Lastly, --prefix looks for orted in <prefix>/bin.  This means we need a link to
orted there.  Problem then becomes what package to put it in.  Gah, this is
becoming a big can of worms.

Comment 19 Doug Ledford 2007-10-17 19:53:06 UTC
The man page issue should be fixed.

The bin32/bin64 doesn't work with --prefix because it isn't supposed to.  The
whole --prefix thing is intended to work when you have situations like openmpi
installed in /opt/openmpi-1.2.4 and it then looks under that for bin/lib/man/etc
and does not try to work with the current directory structure.  Trying to make
--prefix work when *not* using this sort of directory setup is an exercise in
futility.

The issue mentioned about installing the openmpi-ifort-{libs,devel} alongside
the regular packages should be resolved as openmpi-devel only requires
openmpi-libs now.  Also given that it should be easy to install the icc version
alongside the gcc version and simply choose which you link against to get the
right compiler, I'm going to agree with Orion that trying support mixed compiler
environments during build is not something we want in the spec file.

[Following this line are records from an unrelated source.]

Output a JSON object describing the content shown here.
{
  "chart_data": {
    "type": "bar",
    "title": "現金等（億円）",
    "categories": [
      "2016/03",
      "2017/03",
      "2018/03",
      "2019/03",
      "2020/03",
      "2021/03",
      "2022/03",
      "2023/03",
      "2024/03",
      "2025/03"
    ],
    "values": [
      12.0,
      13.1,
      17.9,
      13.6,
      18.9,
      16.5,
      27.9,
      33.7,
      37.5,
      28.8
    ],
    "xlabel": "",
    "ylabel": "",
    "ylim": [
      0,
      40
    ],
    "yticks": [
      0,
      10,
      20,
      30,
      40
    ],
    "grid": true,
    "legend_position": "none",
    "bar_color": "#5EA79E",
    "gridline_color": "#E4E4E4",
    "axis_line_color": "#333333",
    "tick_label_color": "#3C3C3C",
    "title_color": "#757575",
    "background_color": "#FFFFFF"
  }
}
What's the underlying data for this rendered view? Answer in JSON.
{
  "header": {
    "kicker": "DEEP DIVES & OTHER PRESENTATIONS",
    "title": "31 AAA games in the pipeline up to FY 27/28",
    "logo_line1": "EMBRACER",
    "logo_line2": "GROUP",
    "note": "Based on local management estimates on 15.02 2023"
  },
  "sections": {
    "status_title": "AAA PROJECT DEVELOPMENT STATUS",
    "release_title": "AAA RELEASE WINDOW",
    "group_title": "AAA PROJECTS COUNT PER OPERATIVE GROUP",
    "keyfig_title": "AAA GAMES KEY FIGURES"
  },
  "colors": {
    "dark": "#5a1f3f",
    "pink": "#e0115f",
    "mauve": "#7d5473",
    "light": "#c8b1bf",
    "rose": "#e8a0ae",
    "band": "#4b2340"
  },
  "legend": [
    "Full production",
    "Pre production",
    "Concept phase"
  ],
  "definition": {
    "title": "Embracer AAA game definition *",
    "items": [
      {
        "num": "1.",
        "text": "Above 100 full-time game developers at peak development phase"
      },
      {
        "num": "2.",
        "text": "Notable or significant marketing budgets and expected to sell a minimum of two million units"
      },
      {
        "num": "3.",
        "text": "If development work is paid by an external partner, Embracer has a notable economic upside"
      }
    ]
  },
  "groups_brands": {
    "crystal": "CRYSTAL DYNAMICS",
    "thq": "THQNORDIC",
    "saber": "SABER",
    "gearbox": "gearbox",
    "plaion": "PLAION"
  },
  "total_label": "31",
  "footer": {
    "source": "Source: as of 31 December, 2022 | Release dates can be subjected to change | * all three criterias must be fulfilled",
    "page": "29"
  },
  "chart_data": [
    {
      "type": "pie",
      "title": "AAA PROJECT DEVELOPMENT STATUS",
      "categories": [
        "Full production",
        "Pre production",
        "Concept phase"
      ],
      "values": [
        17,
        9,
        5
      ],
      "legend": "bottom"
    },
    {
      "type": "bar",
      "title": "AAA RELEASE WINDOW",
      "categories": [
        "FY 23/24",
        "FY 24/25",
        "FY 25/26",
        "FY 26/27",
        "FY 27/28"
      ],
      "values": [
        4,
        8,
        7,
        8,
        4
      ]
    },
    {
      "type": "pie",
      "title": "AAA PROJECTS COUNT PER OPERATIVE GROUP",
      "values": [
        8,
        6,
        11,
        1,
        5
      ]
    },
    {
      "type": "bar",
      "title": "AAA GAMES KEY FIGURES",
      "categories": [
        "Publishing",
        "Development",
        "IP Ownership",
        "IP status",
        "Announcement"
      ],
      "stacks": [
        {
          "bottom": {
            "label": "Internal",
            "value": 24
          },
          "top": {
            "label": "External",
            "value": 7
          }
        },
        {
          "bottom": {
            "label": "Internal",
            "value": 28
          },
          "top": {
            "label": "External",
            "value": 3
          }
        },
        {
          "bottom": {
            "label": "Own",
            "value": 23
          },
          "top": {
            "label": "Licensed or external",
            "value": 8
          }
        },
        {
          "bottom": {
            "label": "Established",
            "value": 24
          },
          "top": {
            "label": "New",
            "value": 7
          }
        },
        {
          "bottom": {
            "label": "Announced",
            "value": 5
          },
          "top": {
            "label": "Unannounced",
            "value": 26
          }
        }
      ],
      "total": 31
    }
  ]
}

Comment 20 Jonathan Underwood 2007-10-17 20:04:19 UTC
(In reply to comment #19)
> The issue mentioned about installing the openmpi-ifort-{libs,devel} alongside
> the regular packages should be resolved as openmpi-devel only requires
> openmpi-libs now.  Also given that it should be easy to install the icc version
> alongside the gcc version and simply choose which you link against to get the
> right compiler, I'm going to agree with Orion that trying support mixed compiler
> environments during build is not something we want in the spec file.

I am confused here, as you say you agree with Orion, but then go on to say
"trying support mixed compiler environments during build is not something we
want in the spec file." which seems to disagree with Orion - am I misunderstanding?